You’ve spoken a lot since you transitioned into acting about taking on new challenges. Was this an example of that, getting to play a more overtly comedic role?
It was weird. [laughs] I was so much out of my comfort zone because comedy is not something I have previously felt strongly about. If you were to ask me if I had my genre of choice to watch and perform in, it would be drama. That’s where I feel comfortable. Comedy is something I don’t feel is my strength. I’m more of a dry, monotone person, so this was out of my comfort zone. But I got connected with this script and I wanted to work with Kumail and Michael. I also wanted to work with Jeremy Kramer, our exec producer, because he produced one of my favourite films of all-time – the first Deadpool. But I was definitely stepping way out of my comfort zone.

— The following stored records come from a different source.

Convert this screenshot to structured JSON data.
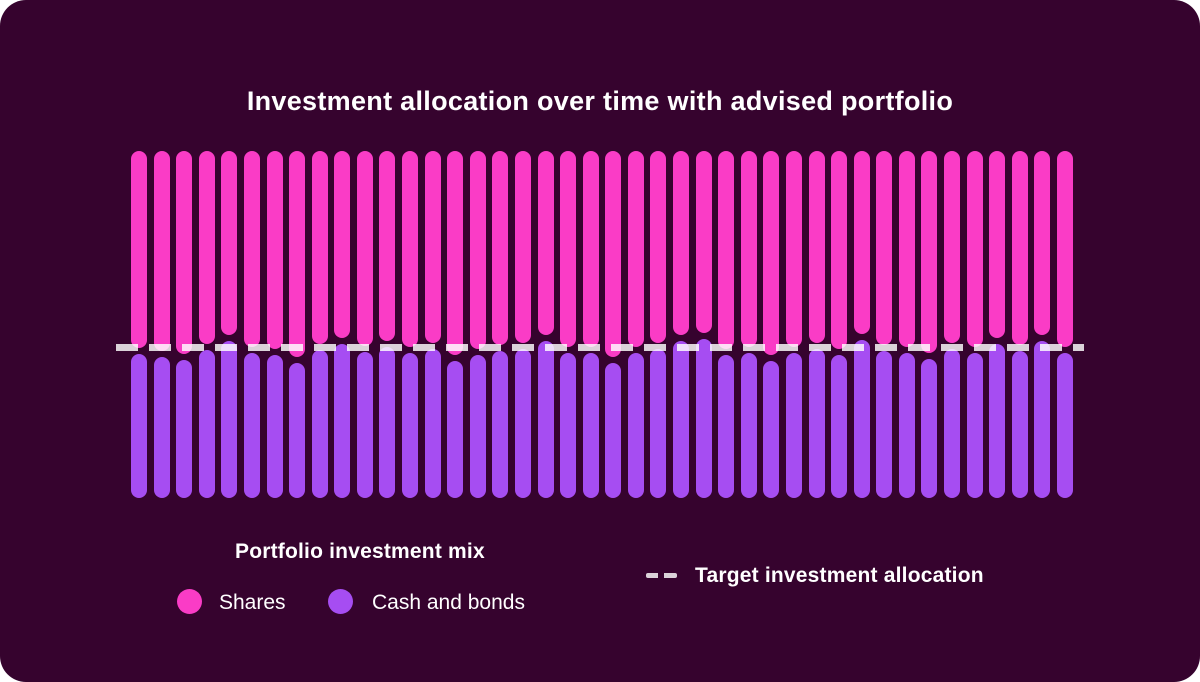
{
  "title": "Investment allocation over time with advised portfolio",
  "colors": {
    "background": "#36032E",
    "shares": "#FA3CC6",
    "cash_and_bonds": "#A64DF2",
    "target_line": "rgba(255,255,255,0.82)",
    "text": "#FFFFFF"
  },
  "legend": {
    "mix_title": "Portfolio investment mix",
    "items": [
      {
        "label": "Shares",
        "color": "#FA3CC6"
      },
      {
        "label": "Cash and bonds",
        "color": "#A64DF2"
      }
    ],
    "target": {
      "label": "Target investment allocation"
    }
  },
  "chart_data": {
    "type": "bar",
    "stacked": true,
    "orientation": "vertical",
    "x_count": 42,
    "x_tick_labels": "none shown",
    "y_tick_labels": "none shown",
    "ylim": [
      0,
      100
    ],
    "units": "percent of portfolio",
    "grid": false,
    "axes_shown": false,
    "legend_position": "bottom",
    "title": "Investment allocation over time with advised portfolio",
    "series": [
      {
        "name": "Shares",
        "color": "#FA3CC6",
        "values": [
          57.6,
          58.5,
          59.4,
          56.5,
          53.9,
          57.3,
          57.9,
          60.2,
          56.5,
          54.8,
          57.1,
          55.6,
          57.3,
          56.2,
          59.7,
          57.9,
          56.8,
          56.2,
          53.9,
          57.3,
          57.3,
          60.2,
          57.3,
          56.2,
          53.9,
          53.3,
          57.9,
          57.3,
          59.7,
          57.3,
          56.2,
          57.9,
          53.6,
          56.8,
          57.3,
          59.1,
          56.2,
          57.3,
          54.8,
          56.8,
          53.9,
          57.3
        ]
      },
      {
        "name": "Cash and bonds",
        "color": "#A64DF2",
        "values": [
          42.4,
          41.5,
          40.6,
          43.5,
          46.1,
          42.7,
          42.1,
          39.8,
          43.5,
          45.2,
          42.9,
          44.4,
          42.7,
          43.8,
          40.3,
          42.1,
          43.2,
          43.8,
          46.1,
          42.7,
          42.7,
          39.8,
          42.7,
          43.8,
          46.1,
          46.7,
          42.1,
          42.7,
          40.3,
          42.7,
          43.8,
          42.1,
          46.4,
          43.2,
          42.7,
          40.9,
          43.8,
          42.7,
          45.2,
          43.2,
          46.1,
          42.7
        ]
      }
    ],
    "target_line": {
      "label": "Target investment allocation",
      "shares_target_pct": 56.8,
      "style": "dashed"
    }
  }
}
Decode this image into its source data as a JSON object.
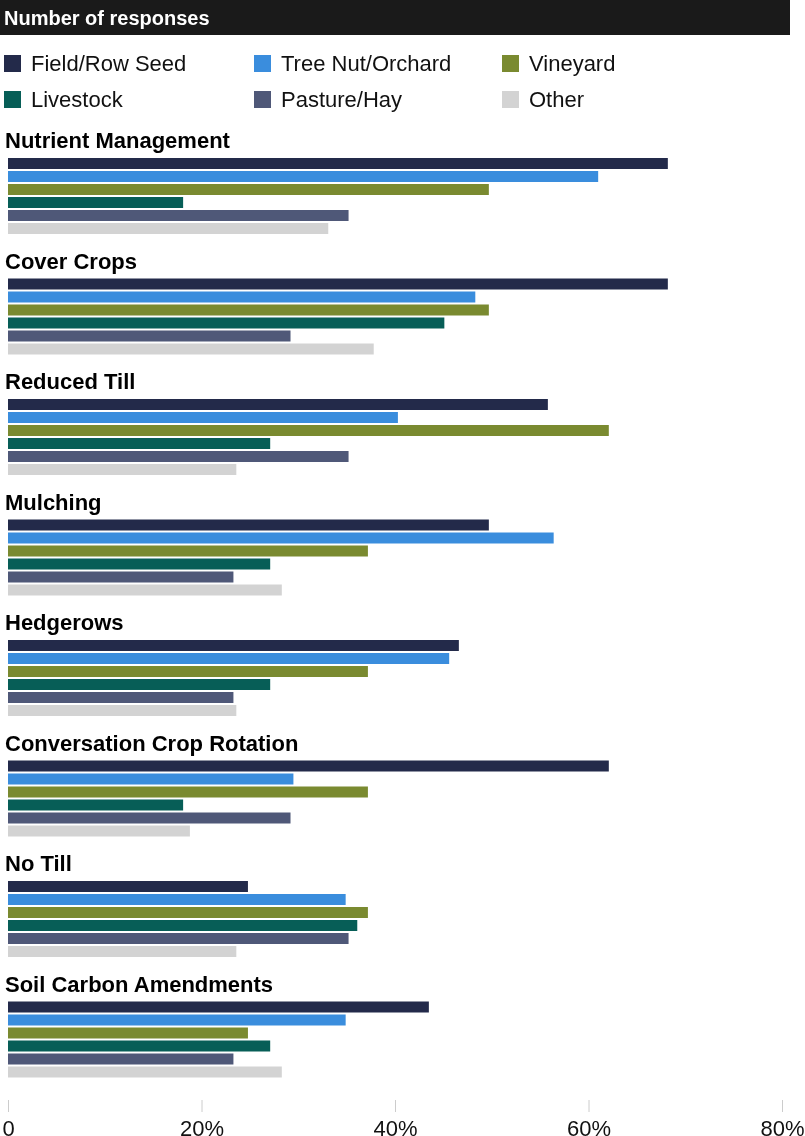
{
  "chart_data": {
    "type": "bar",
    "orientation": "horizontal",
    "title": "Number of responses",
    "categories": [
      "Nutrient Management",
      "Cover Crops",
      "Reduced Till",
      "Mulching",
      "Hedgerows",
      "Conversation Crop Rotation",
      "No Till",
      "Soil Carbon Amendments"
    ],
    "series": [
      {
        "name": "Field/Row Seed",
        "color": "#232a4a",
        "values": [
          68.2,
          68.2,
          55.8,
          49.7,
          46.6,
          62.1,
          24.8,
          43.5
        ]
      },
      {
        "name": "Tree Nut/Orchard",
        "color": "#3a8ddd",
        "values": [
          61,
          48.3,
          40.3,
          56.4,
          45.6,
          29.5,
          34.9,
          34.9
        ]
      },
      {
        "name": "Vineyard",
        "color": "#7a8a30",
        "values": [
          49.7,
          49.7,
          62.1,
          37.2,
          37.2,
          37.2,
          37.2,
          24.8
        ]
      },
      {
        "name": "Livestock",
        "color": "#075e57",
        "values": [
          18.1,
          45.1,
          27.1,
          27.1,
          27.1,
          18.1,
          36.1,
          27.1
        ]
      },
      {
        "name": "Pasture/Hay",
        "color": "#4f5878",
        "values": [
          35.2,
          29.2,
          35.2,
          23.3,
          23.3,
          29.2,
          35.2,
          23.3
        ]
      },
      {
        "name": "Other",
        "color": "#d3d3d3",
        "values": [
          33.1,
          37.8,
          23.6,
          28.3,
          23.6,
          18.8,
          23.6,
          28.3
        ]
      }
    ],
    "xlim": [
      0,
      80
    ],
    "xticks": [
      0,
      {
        "value": 20,
        "label": "20%"
      },
      {
        "value": 40,
        "label": "40%"
      },
      {
        "value": 60,
        "label": "60%"
      },
      {
        "value": 80,
        "label": "80%"
      }
    ],
    "legend": "top",
    "grid": false
  }
}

I wanted to talk about some of the other stuff you’ve got going on. You popped up as Drax in Avengers: Endgame and I think the secrecy around that film is fascinating. How much were you told going into it?
I had pretty much nothing. As a performer, it was the oddest way I’ve done a film. It was the oddest process for me. We were really kept in the dark. Everybody, across the board. I think there was a couple of people who knew more than they would let on, but I think they didn’t want to make anyone else feel bad. The higher-ups, like [Chris] Evans and Robert Downey Jr, I’m sure were privy to a lot more information than most of us. I was completely in the dark and I shot a lot of stuff that was out of sequence and some of the stuff I shot wasn’t used.

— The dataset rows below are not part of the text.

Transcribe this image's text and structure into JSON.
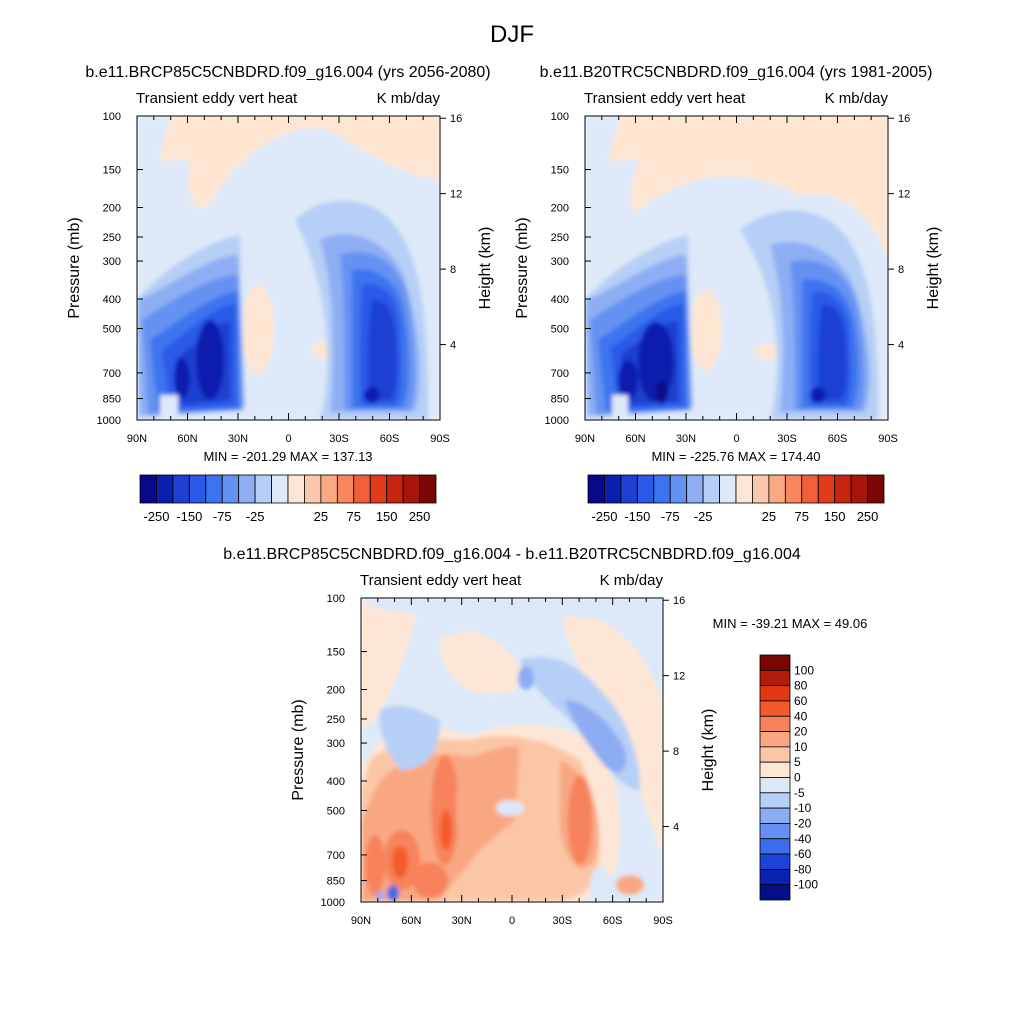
{
  "page_title": "DJF",
  "contour_levels_main": [
    -250,
    -225,
    -200,
    -175,
    -150,
    -125,
    -100,
    -75,
    -50,
    -25,
    0,
    25,
    50,
    75,
    100,
    125,
    150,
    175,
    200,
    225,
    250
  ],
  "colorbar_main": {
    "labels": [
      "-250",
      "-150",
      "-75",
      "-25",
      "25",
      "75",
      "150",
      "250"
    ],
    "colors": [
      "#08088c",
      "#0a1fad",
      "#1e3fd2",
      "#2c5ae8",
      "#3d74ee",
      "#6592f2",
      "#8eaef4",
      "#b6cff6",
      "#dde9f8",
      "#fde5d2",
      "#fcc8ab",
      "#fba885",
      "#f7865f",
      "#f06038",
      "#e23b1b",
      "#c82510",
      "#a8150a",
      "#7a0603"
    ]
  },
  "colorbar_diff": {
    "labels": [
      "100",
      "80",
      "60",
      "40",
      "20",
      "10",
      "5",
      "0",
      "-5",
      "-10",
      "-20",
      "-40",
      "-60",
      "-80",
      "-100"
    ],
    "colors": [
      "#7a0603",
      "#b11d0b",
      "#e1380f",
      "#f45a2b",
      "#f7825c",
      "#f9a783",
      "#fbc6a6",
      "#fde6d6",
      "#dbe8f8",
      "#b6cff6",
      "#8cacf4",
      "#6590f2",
      "#3b6cec",
      "#1d44d8",
      "#0a22b0",
      "#050f8a"
    ]
  },
  "chart_data": [
    {
      "type": "heatmap",
      "title": "b.e11.BRCP85C5CNBDRD.f09_g16.004 (yrs 2056-2080)",
      "left_label": "Transient eddy vert heat",
      "right_label": "K mb/day",
      "xlabel": "",
      "ylabel": "Pressure (mb)",
      "ylabel_right": "Height (km)",
      "x_ticks": [
        "90N",
        "60N",
        "30N",
        "0",
        "30S",
        "60S",
        "90S"
      ],
      "x_range": [
        90,
        -90
      ],
      "y_ticks": [
        "100",
        "150",
        "200",
        "250",
        "300",
        "400",
        "500",
        "700",
        "850",
        "1000"
      ],
      "y_range": [
        1000,
        100
      ],
      "y_scale": "log",
      "height_ticks": [
        "4",
        "8",
        "12",
        "16"
      ],
      "stats_text": "MIN = -201.29  MAX = 137.13",
      "min": -201.29,
      "max": 137.13
    },
    {
      "type": "heatmap",
      "title": "b.e11.B20TRC5CNBDRD.f09_g16.004 (yrs 1981-2005)",
      "left_label": "Transient eddy vert heat",
      "right_label": "K mb/day",
      "xlabel": "",
      "ylabel": "Pressure (mb)",
      "ylabel_right": "Height (km)",
      "x_ticks": [
        "90N",
        "60N",
        "30N",
        "0",
        "30S",
        "60S",
        "90S"
      ],
      "x_range": [
        90,
        -90
      ],
      "y_ticks": [
        "100",
        "150",
        "200",
        "250",
        "300",
        "400",
        "500",
        "700",
        "850",
        "1000"
      ],
      "y_range": [
        1000,
        100
      ],
      "y_scale": "log",
      "height_ticks": [
        "4",
        "8",
        "12",
        "16"
      ],
      "stats_text": "MIN = -225.76  MAX = 174.40",
      "min": -225.76,
      "max": 174.4
    },
    {
      "type": "heatmap",
      "title": "b.e11.BRCP85C5CNBDRD.f09_g16.004 - b.e11.B20TRC5CNBDRD.f09_g16.004",
      "left_label": "Transient eddy vert heat",
      "right_label": "K mb/day",
      "xlabel": "",
      "ylabel": "Pressure (mb)",
      "ylabel_right": "Height (km)",
      "x_ticks": [
        "90N",
        "60N",
        "30N",
        "0",
        "30S",
        "60S",
        "90S"
      ],
      "x_range": [
        90,
        -90
      ],
      "y_ticks": [
        "100",
        "150",
        "200",
        "250",
        "300",
        "400",
        "500",
        "700",
        "850",
        "1000"
      ],
      "y_range": [
        1000,
        100
      ],
      "y_scale": "log",
      "height_ticks": [
        "4",
        "8",
        "12",
        "16"
      ],
      "stats_text": "MIN = -39.21  MAX =  49.06",
      "min": -39.21,
      "max": 49.06
    }
  ]
}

I don’t know if things changed after the first film was released. I had no idea that I was being vapourised in the first film. I didn’t know how it was ending and I didn’t know how much I would be involved in the second film. I honestly didn’t think I was going to be in the second film at all. I was surprised when I went to the theaters and saw myself pop up. I was detached from Endgame, but I was much more involved with Infinity War. I thought I was gonna be possibly completely cut out of Endgame, so I was actually happy to be in it. I was really disconnected as a performer and totally engaged as a fan.
It’s really interesting! And so, as far as we know, James Gunn is back in the Disney fold now. What’s the situation with Guardians 3 as far as you’re aware?

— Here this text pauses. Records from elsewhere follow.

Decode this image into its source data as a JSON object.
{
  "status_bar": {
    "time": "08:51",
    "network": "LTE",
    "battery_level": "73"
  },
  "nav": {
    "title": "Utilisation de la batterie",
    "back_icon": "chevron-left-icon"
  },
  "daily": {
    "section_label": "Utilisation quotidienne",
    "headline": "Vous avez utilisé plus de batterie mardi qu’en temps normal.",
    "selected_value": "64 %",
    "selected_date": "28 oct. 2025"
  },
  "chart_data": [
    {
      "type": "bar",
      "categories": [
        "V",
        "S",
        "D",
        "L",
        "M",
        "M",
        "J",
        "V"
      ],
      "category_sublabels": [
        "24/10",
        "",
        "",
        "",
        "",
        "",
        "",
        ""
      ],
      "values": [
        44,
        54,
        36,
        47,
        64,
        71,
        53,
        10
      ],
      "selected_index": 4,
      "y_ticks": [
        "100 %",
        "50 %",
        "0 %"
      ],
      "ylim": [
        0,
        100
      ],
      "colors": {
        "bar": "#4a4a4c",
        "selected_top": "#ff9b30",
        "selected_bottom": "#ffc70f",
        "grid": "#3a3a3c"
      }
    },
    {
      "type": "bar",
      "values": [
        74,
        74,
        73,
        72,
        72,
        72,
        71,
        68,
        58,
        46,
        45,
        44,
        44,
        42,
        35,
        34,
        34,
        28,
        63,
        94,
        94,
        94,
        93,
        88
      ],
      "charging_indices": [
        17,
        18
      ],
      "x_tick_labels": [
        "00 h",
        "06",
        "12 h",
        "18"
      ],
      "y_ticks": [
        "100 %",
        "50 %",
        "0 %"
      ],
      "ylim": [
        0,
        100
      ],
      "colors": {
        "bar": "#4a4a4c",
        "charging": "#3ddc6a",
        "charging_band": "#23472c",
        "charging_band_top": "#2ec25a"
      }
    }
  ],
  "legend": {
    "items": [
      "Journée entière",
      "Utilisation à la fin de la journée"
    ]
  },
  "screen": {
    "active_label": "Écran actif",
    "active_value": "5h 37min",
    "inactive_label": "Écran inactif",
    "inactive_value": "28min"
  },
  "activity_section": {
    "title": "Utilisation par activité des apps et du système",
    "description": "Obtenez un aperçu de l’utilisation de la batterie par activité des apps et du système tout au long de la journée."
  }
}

It’ll be made. It’s gonna happen. [laughs] When? I have no idea. I can say that I’m sure this original script we were gonna use will change a bit because of the timeline as far as filming but, otherwise, we just don’t know. I can tell you that, obviously, since James has been rehired, there needs to be a conclusion.
You’re working with your Blade Runner 2049 director Denis Villeneuve again on Dune. I don’t know how far through you are, but what has it been like?
I actually start filming next week in Budapest [Bautista spoke to Flickering Myth in early June], but I’m looking forward to it. I have to say that getting the call from him, asking me personally to do this part was a monumental moment in my career. I was floored that he actually called me. When I first met him for Blade Runner 2049, he did not want me to play Sapper Morton. He was not interested in me for that part. I really had to win him over and so, to have him call me and say he had been thinking about me since that film and wanted to personally offer me this role, that to me felt like I had really earned some respect.
You’ve mentioned before that Gears of War is a project you’re really passionate about trying to get going. Has there been any movement on that?
Without elaborating on that, I will say yes. [laughs]
Oh, that’s a tease! Before I let you go, the news has recently broken that John Cena is joining the Fast & Furious world. Dwayne Johnson is obviously there. Roman Reigns is turning up in Hobbs & Shaw. Is there any prospect of the WWE Hollywood Team joining together in one of those films?
I will answer this as politely as I can and say there’s not a fucking chance. [laughs] It’s never going to happen.
Those films not to your taste then, I take it?
Thank you very much for your time!
Stuber is out in UK cinemas from 12th July.